The announcement of Johnston100 supports TfL’s celebrations to mark the centenary of the iconic Johnston typeface and forms part of TfL’s Transported by Design programme, which showcases the impact of good design on the London transport network.
Johnston100: Two New Contemporary Weights
The new Johnston100 family features five weights of the design, including two brand new weights: hairline and thin. These two new weights demonstrate the challenge of trying to strip a typeface of its mass and find its skeleton – both a design and research task. The result, especially the hairline, is enchanting as it harks back to Johnston’s original design but is simultaneously very contemporary in flavour.

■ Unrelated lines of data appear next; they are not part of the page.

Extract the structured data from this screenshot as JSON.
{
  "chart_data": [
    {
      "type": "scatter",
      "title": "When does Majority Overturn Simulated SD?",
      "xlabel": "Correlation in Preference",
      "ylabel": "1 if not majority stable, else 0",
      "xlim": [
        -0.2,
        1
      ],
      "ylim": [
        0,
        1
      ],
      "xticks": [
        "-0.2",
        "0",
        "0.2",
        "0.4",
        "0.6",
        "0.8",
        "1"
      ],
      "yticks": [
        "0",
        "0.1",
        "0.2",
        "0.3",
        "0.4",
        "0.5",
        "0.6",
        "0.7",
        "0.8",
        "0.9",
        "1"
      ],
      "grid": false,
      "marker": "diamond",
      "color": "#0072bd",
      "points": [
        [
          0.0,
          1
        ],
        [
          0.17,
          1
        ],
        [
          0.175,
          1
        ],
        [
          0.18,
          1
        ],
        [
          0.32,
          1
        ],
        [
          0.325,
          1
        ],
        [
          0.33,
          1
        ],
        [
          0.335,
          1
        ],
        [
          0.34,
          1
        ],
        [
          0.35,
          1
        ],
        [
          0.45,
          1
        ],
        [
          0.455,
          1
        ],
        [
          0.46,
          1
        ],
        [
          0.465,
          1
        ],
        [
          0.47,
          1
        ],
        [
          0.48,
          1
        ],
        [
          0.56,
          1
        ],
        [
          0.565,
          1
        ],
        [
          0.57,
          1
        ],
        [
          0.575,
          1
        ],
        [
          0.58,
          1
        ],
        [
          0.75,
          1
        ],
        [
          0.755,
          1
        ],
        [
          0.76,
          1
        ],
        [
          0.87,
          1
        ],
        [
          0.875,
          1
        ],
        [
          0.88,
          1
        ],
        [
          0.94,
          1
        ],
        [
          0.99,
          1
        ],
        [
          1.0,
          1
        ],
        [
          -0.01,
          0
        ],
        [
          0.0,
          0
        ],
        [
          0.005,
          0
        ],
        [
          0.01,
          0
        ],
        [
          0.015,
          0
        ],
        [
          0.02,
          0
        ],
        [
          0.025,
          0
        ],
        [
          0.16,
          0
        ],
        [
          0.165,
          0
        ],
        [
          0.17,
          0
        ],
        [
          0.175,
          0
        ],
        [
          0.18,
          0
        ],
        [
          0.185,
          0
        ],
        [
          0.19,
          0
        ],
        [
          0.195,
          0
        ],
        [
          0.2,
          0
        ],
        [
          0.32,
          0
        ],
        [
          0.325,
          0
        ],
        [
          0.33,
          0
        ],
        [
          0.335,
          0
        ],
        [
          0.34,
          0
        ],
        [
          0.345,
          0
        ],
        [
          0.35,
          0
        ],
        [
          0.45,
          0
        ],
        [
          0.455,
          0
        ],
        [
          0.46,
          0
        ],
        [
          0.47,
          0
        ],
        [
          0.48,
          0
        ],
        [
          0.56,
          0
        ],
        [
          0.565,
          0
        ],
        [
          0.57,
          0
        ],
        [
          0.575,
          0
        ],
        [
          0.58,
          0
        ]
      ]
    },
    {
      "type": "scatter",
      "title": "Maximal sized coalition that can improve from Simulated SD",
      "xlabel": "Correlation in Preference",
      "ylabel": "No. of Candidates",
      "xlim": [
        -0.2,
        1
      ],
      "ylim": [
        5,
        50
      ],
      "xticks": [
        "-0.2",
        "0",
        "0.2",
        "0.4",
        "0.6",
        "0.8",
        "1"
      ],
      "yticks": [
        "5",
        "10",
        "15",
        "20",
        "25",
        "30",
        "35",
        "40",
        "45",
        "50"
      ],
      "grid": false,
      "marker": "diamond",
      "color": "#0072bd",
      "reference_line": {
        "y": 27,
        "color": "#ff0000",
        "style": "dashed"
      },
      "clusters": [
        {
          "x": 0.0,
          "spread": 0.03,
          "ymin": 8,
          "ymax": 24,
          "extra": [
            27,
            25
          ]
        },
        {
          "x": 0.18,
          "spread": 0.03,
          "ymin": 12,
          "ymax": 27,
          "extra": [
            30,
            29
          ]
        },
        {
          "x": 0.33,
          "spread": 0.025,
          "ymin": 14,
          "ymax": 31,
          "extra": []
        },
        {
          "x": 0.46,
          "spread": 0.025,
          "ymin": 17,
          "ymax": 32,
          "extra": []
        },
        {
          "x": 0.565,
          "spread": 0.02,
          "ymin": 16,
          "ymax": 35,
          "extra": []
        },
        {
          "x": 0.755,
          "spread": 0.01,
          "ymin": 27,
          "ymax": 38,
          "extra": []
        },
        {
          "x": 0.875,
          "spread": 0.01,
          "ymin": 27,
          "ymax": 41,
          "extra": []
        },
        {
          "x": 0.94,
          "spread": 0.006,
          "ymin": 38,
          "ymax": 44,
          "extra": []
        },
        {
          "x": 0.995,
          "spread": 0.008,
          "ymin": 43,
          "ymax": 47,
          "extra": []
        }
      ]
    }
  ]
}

Monotype Type Director Nadine Chahine and Senior Type Designer Malou Verlomme completed extensive research, exploring archive material and original drawings by Edward Johnston to return to the soul of the typeface. The pair worked to pinpoint key elements, which had been lost over years of the typeface’s evolution, and were necessary to reintroduce for Johnston100.
“The philosophy of the Johnston design is consistent and versatile enough that it could sustain all of the different fashions and use cases that have come in the last 100 years,” said Chahine. “However, the latest versions had become a bit utilitarian and uniform and we wanted to bring back some of the original soul and tap into its idiosyncrasies – accepting all of the unique little details. With Johnston100, we added some thin weights to capture the contemporary trend of having something light and elegant. In doing that we were able to create something very fashionable and modern and yet still true to the original intent of the design. We’re excited to see it rolled out throughout London in coming months.”
Johnston100 has been widened to provide a more relaxed feeling, calling back to Edward Johnston’s original drawings. Through its evolution, the Johnston typeface became narrower and more mechanical as functionality took precedence over historical design. The new Johnston100 typeface has a feeling of injected geometry, which includes proportional figures, rather than tabular, and its character set has been expanded to include more accented characters and diacritics allowing for use among a wider variety of languages.
Johnston100 in Use
Johnston100 will be rolled out by TfL from July 2016, initially for printed materials, such as Tube maps and posters. Over time, the typeface will be used within TfL’s trains and station signage including for London’s new Crossrail Elizabeth line – scheduled to open in 2018.
Johnston100 can also be seen for the first time on a special edition poster designed by Monotype to celebrate the Johnston centennial. The Monotype poster joins a series of 10 developed in partnership with TfL, with further poster designs from Pentagram, SEA and Alan Kitching. The series will be live across the Underground network from June 10, 2016 for two weeks and limited edition prints can be purchased directly from the London Transport Museum Shop.